El 27 de febrero de 2014 cruzó el mar Egeo en un bote de goma hacia la isla griega de Samos, junto con otras 18 personas, después de haberle pagado 800 euros a un traficante de personas. “No tenía miedo al lúgubre como el resto del grupo, no tenía nada que perder”, resaltó. Mientras la Primavera Árabe (movimiento social que pretendía una remodelación política en los países de la región) no resultaba efectiva en Siria, Ibrahim desembarcó en Samos, donde permaneció unas semanas hasta ser enviado a Atenas.
Con miles de kilómetros de costa, Grecia y la isla de Samos, en particular, han estado al frente de la crisis de refugiados de Europa. De 2014 a 2020, más de 1.2 millones de personas llegaron al continente, principalmente a través de suelo griego, según la agencia de las Naciones Unidas para los refugiados.
Tras llegar a Atenas, vagabundeó por las calles una decena de días hasta ser ayudado por un compatriota sirio que le presentó a un médico. Angelos Chronopoulos, quien le ofreció una prótesis y la esperanza de un nuevo inicio. “Angelos cambió mi vida. Es como un hermano para mí. La pierna costaría normalmente 12.000 euros, pero la hizo, la pagó de su propio bolsillo y le proporcionó el mantenimiento de forma gratuita”.
Con su nueva pierna y su estatus de refugiado, obtenido en 2015, Al-Hussein encadenó pequeños trabajos para conseguir un hogar y regresar al deporte con su nuevo cuerpo. “Vine buscando una familia, piernas y un nuevo hogar. Y los encontré a los tres aquí. Grecia se convirtió en mi país, no quiero cambiar más”, de ahí su expatriado como griego.
Cinco años después alejado del agua, Ibrahim volvió a sumergirse. Fue en la pileta olímpica de Atenas donde recobraría sus sueños como atleta. “Fue aquí donde comenzó mi historia”, sostuvo Ibrahim. Por aquel entonces, con 15 años, el joven sirio seguía las hazañas olímpicas de Ian Thorpe y Michael Phelps en la capital griega desde su televisión en Dier ez-Zor.
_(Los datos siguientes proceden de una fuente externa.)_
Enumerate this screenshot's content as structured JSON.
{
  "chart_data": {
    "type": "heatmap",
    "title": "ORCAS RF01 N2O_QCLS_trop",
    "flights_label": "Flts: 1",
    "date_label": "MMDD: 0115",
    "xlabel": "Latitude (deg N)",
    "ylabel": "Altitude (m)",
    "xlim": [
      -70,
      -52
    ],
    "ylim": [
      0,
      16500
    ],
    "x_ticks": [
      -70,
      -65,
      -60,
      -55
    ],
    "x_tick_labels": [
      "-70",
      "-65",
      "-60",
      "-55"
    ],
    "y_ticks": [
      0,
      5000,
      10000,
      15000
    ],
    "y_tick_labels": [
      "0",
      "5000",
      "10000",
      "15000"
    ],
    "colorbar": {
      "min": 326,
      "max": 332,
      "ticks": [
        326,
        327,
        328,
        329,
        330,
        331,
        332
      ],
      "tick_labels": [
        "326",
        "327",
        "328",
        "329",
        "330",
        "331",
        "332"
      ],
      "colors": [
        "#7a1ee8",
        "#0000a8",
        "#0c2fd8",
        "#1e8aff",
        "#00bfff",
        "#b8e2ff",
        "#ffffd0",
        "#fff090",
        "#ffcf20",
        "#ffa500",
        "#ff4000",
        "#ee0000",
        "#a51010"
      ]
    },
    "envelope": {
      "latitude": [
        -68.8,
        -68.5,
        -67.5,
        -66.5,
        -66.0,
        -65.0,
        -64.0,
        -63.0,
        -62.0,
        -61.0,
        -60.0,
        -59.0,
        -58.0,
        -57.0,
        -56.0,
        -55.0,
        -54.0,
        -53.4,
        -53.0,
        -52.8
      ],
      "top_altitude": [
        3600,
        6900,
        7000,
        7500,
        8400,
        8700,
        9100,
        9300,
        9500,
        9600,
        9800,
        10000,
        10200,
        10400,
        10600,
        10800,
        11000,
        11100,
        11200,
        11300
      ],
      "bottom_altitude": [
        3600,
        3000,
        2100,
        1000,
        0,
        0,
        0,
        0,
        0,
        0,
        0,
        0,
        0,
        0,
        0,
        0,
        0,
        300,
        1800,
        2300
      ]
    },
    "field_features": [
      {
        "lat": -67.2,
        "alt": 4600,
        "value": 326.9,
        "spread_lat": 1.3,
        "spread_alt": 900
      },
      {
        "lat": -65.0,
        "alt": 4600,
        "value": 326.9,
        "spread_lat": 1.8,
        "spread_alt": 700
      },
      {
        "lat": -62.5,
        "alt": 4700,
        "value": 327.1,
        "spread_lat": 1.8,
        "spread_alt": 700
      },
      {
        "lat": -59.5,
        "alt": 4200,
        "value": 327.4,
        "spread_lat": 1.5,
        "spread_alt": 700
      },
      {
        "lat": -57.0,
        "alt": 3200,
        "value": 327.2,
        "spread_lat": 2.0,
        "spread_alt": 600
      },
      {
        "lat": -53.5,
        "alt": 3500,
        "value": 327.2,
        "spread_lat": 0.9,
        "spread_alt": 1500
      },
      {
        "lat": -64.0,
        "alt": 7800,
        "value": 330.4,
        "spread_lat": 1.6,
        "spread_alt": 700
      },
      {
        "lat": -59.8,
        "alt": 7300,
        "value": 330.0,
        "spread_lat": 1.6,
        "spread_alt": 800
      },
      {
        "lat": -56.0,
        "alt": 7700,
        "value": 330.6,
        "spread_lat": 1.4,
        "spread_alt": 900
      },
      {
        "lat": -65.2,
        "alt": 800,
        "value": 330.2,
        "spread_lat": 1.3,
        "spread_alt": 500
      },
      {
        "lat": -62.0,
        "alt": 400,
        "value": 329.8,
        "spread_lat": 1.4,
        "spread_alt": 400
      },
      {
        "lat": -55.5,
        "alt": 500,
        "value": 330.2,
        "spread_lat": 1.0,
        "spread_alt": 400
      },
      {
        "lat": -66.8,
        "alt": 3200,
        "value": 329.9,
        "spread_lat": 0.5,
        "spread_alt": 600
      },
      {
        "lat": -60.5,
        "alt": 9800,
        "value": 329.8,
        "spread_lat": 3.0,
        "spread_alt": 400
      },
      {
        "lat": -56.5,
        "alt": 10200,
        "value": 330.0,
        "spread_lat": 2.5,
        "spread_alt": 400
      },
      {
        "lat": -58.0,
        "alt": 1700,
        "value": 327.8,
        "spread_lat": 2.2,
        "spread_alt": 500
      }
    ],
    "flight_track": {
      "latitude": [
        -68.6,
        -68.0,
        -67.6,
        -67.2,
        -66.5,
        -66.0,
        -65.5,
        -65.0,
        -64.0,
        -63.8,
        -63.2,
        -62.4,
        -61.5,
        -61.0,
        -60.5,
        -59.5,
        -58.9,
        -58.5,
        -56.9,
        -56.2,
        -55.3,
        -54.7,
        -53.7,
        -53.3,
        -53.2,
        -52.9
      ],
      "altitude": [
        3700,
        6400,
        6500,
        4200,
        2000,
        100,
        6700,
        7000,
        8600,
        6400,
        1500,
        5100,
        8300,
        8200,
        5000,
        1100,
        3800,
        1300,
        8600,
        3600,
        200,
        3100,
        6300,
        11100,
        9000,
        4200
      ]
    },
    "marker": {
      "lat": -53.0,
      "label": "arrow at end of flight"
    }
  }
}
Hoy nada en las mismas calles en las que brillaron el campeón australiano y la leyenda estadounidense.
Un buen presente encadenando victorias en competiciones paralímpicas nacionales llevó a Al-Hussein a ser tenido en cuenta por el Comité Olímpico Griego, que para los Juegos de Río 2016 le ofreció llevar la antorcha olímpica a través del campo de refugiados de Eleonas como gesto simbólico en solidaridad con los refugiados del mundo.
En esos mismos juegos se desempeñó como abanderado en el desfile de naciones de la ceremonia de apertura, siendo el primer equipo en marchar por el Estadio Maracaná, y representó al Equipo de Atletas Paralímpicos Independientes en los 50 y 100 metros de estilo libre. La hazaña se había cumplido.
Tras haber nadado mucho tiempo a contracorriente, Ibrahim espera ahora transitar aguas más tranquilas. Se entrena cada día para ser uno de los seis atletas que compondrán el equipo paralímpico de refugiados en los Juegos de Tokio. “No nado por mí. Hay alrededor de 80 millones de refugiados en el mundo. Nado por todos ellos”, reafirmó.